In my previous article, I explained that the Human Factor (H-Factor) is an actuarially based portfolio tool, developed by New York-based asset managers New Age Alpha, aimed at mitigating the risk of human behaviour in stock picking. I explained the idea behind the H-Factor tool and its application within the investment space. Today I will be showing the H-Factor’s effectiveness as an equity fund.
The H-Factor does not seek to generate returns by applying traditional methods such as the common smart beta and factor exposure funds we have all come to know. Instead, the H-Factor quantifies and avoids the risk of human biases in stock picking – a risk that is often unpriced and undiversifiable.
To show how avoiding this unpriced risk contributes to outperformance, we have constructed a variable for the H-Factor Outperformance (HFO) which represents stocks with the lowest H-Factor scores drawn from the S&P 500 and have shown this portfolios outperformance relative to the S&P 500. In other words, we have created a hypothetical portfolio that systematically avoids stocks with the most Human Factor risk and shown its performance relative to the universe we selected the stocks from (S&P 500). The results are shown below (data is through June 30, 2020).
*Data Source: Bloomberg, New Age Alpha. The test period represents the entirety of the New Age Alpha database. These hypothetical results are not annualized. Please note that these hypothetical results do not reflect fees, expenses and capital market inputs and limitations. Any actual returns will be reduced by advisory fees and other expenses. Past performance is not indicative of future returns. See the Disclosures Section on New Age Alpha’s website for more information.
The above chart clearly shows how the H-Factor portfolio has consistently outperformed the S&P 500 over the period – the cumulative outperformance of 103.7% is quite astonishing.
This outperformance is all good and well, however, how do we know that it is not merely an artefact of taking on some underlying riskiness?
To show this, we decided to compare the H-Factor with the traditional Fama French factors – namely: the market, size, value, and momentum factors. The market factor incorporates the general market risk and return characteristics over some risk-free investments. The size factor states that small-cap companies tend to outperform relative to large-cap companies and thus overweight small-cap stocks.
The value factor states that companies with high book-to-market value ratios (value/cheap companies) tend to outperform companies with low book-to-market value ratios (expensive companies relative to fundamentals) and thus overweights the value stocks. The momentum factor states that stocks that have outperformed in the past tend to exhibit strong returns in the future and thus overweights stocks exhibiting this price momentum. Due to the empirical evidence supporting these factors many actively managed funds tend to target or overweight one of these factors to beat the market/benchmark.

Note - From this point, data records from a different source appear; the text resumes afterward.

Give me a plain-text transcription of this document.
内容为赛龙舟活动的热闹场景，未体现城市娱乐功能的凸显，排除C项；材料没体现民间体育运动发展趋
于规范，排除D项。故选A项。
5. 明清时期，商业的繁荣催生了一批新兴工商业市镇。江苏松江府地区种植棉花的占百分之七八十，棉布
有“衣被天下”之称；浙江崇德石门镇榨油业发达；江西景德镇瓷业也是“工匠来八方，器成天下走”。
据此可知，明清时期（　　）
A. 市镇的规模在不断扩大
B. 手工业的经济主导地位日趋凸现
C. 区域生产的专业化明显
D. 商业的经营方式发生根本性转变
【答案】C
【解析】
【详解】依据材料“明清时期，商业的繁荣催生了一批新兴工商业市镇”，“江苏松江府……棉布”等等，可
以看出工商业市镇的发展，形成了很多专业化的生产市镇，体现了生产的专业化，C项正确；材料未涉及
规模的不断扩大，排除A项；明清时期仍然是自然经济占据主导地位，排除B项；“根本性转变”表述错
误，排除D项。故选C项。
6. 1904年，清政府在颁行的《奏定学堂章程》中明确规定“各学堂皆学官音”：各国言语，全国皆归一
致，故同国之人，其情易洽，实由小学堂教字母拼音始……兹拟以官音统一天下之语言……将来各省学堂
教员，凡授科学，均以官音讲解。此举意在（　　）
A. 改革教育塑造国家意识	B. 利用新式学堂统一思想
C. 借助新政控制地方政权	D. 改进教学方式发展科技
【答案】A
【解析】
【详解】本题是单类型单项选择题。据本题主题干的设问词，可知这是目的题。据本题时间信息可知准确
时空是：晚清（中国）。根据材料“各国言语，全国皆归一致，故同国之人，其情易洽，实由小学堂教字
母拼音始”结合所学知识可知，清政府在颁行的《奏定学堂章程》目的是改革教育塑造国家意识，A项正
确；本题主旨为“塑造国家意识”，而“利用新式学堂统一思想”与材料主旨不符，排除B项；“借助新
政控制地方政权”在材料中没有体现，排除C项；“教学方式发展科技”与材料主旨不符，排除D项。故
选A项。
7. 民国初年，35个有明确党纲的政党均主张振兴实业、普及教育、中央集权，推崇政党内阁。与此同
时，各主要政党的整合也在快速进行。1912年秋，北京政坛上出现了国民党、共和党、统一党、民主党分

The Fama French factor returns are undoubtedly positive over a very long history of the stock market, however, during shorter periods the factors have been shown to underperform. For instance, in 2015, the momentum factor was up 21.5% while the value factor was down 8.7%. The following year, momentum was down 17.6% while value was up 8.4%. This suggests that, at a minimum, factor performance is inconsistent.
To show the H-Factor’s consistency of returns relative to the Fama French factors we again took the H-Factor outperformance (relative to the S&P 500) to find the correlations of this variable with the performance of each of the Fama factors. What we would want to see is positive correlations when the factor returns are positive – implying that the H-Factor weighted the equity fund in favour of the specific factors that outperformed.
Likewise, we would also want to see negative correlations when the factor returns are negative – implying that the H-Factor did not include or underweighted the factors that did not perform and thus avoided the underperformance. The results are in the below table (data is through June 30, 2020):
*Factor data obtained from Kenneth French Data Library, 11/23/2020. Return data obtained from Refinitiv, HFO data obtained from New Age Alpha. The test period represents the entirety of the New Age Alpha database. Please note that these hypothetical results do not reflect fees, expenses and capital market inputs or limitations. Please carefully review disclosures on New Age Alphas website to understand the limitations of simulations.
In the above table, positive correlations with positive factor returns and negative correlations with negative factor returns are highlighted in yellow. If the factor is correlated in the wrong direction (i.e., positive correlation with a negative factor return) the cell is not highlighted.
It is apparent that HFO tends to be positively correlated with factor returns when the factor performs well, and negatively correlated when the factor performs poorly. This gives a visual depiction of how frequently HFO may perform well (highlighted blocks), whereas the factors themselves have performance that is more sporadic.
We believe the reason behind this is because the Fama French factors have little or no relationship to company fundamentals, nor do they capture the risk of investors misinterpreting vague or ambiguous information – they are merely based on empirical evidence. The H-Factor, on the other hand, uses both company fundamentals and stock price (which are both unambiguous pieces of information) to avoid this risk and stocks likely to underperform.
From the above analysis, we can conclude that the Human Factor Tool can undoubtedly produce outperformance whilst at the same time limiting exposure to any one of the traditional Fama French factors at any given time. This combined with the ability to avoid stocks whose prices are not in line with fundamentals, not only positions you to outperform but also to benefit from factor diversification and risk reduction.